Justus Sagemüller: Representing Continuous Functions with Lazy Infinite Data Structures – Dos and Don'ts

Time: Tue 2026-04-21 10.15 - 11.15

Location: KTH 3418, Lindstedtsvägen 25 and Zoom

Video link: https://kth-se.zoom.us/j/65583358144?pwd=us6mdDtBgkEdZefvgbZPBWNujl3YuJ.1

Participating: Justus Sagemüller (KTH)

Export to calendar

Abstract.

Continuous functions are ubiquitous in applications of computational mathematics.
Yet the continuity is most commonly not explicitly exploited in the implementations, though that would have potential for both convergence guarantees and more efficient discretization.
Simplistic ε-δ approaches to this (and more broadly, interval arithmetic techniques) are useful for analysing the robustness of existing algorithms. They have however only limited / highly inefficient capability of guiding discretization, because any change in requested result-precision would require a complete recomputation.

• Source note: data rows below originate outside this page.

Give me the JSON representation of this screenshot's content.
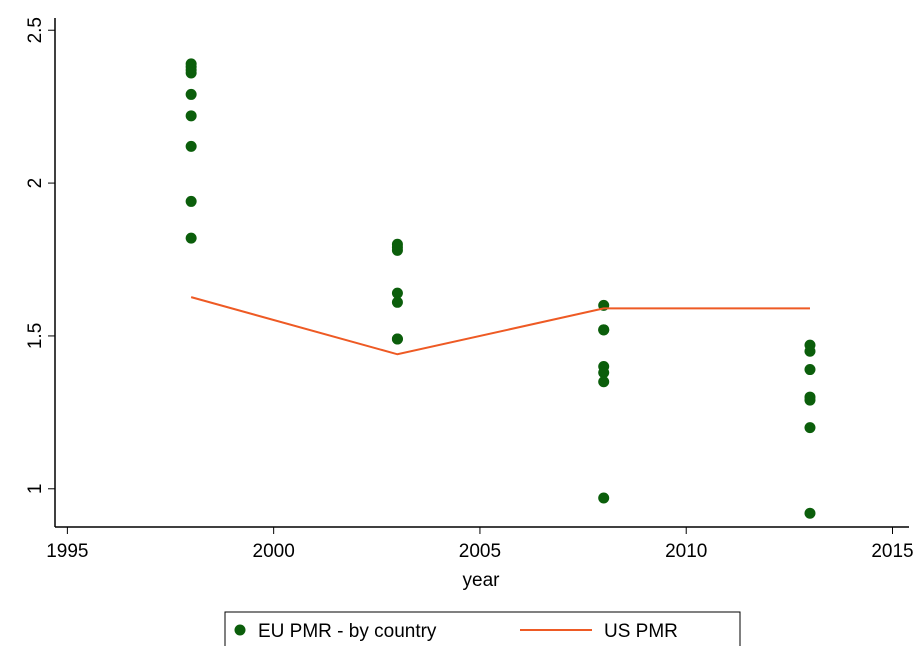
{
  "chart_data": {
    "type": "scatter",
    "xlabel": "year",
    "xlim": [
      1994.7,
      2015.4
    ],
    "xticks": [
      1995,
      2000,
      2005,
      2010,
      2015
    ],
    "ylim": [
      0.875,
      2.54
    ],
    "yticks": [
      1,
      1.5,
      2,
      2.5
    ],
    "series": [
      {
        "name": "EU PMR - by country",
        "type": "scatter",
        "color": "#0b5e0b",
        "x": [
          1998,
          1998,
          1998,
          1998,
          1998,
          1998,
          1998,
          1998,
          1998,
          2003,
          2003,
          2003,
          2003,
          2003,
          2003,
          2003,
          2008,
          2008,
          2008,
          2008,
          2008,
          2008,
          2008,
          2013,
          2013,
          2013,
          2013,
          2013,
          2013,
          2013
        ],
        "values": [
          2.39,
          2.38,
          2.37,
          2.36,
          2.29,
          2.22,
          2.12,
          1.94,
          1.82,
          1.8,
          1.79,
          1.78,
          1.64,
          1.61,
          1.49,
          1.49,
          1.6,
          1.52,
          1.52,
          1.4,
          1.38,
          1.35,
          0.97,
          1.47,
          1.45,
          1.39,
          1.3,
          1.29,
          1.2,
          0.92
        ]
      },
      {
        "name": "US PMR",
        "type": "line",
        "color": "#ee5a24",
        "x": [
          1998,
          2003,
          2008,
          2013
        ],
        "values": [
          1.627,
          1.44,
          1.59,
          1.59
        ]
      }
    ]
  }
}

In this talk I examine use of lazy evaluation to, instead of recomputing new finite discretizations, retain a single infinite tree data structure that represents conceptually exact discretization of a function between compact spaces.
The aim is being able to add, compose etc. those representations, ideally forming a cartesian monoidal category of them.
I discuss challenges with doing this in a relatively straightforward way inspired by adaptive-resolution numerical schemes.
As a solution, I propose nested preimages of recursively split parts of the codomain, implemented as a combination of primitive diffeomorphic deformations and tree splitting.
Various choices of primitives are compared in a prototype implementation for the 1D and 2D cases.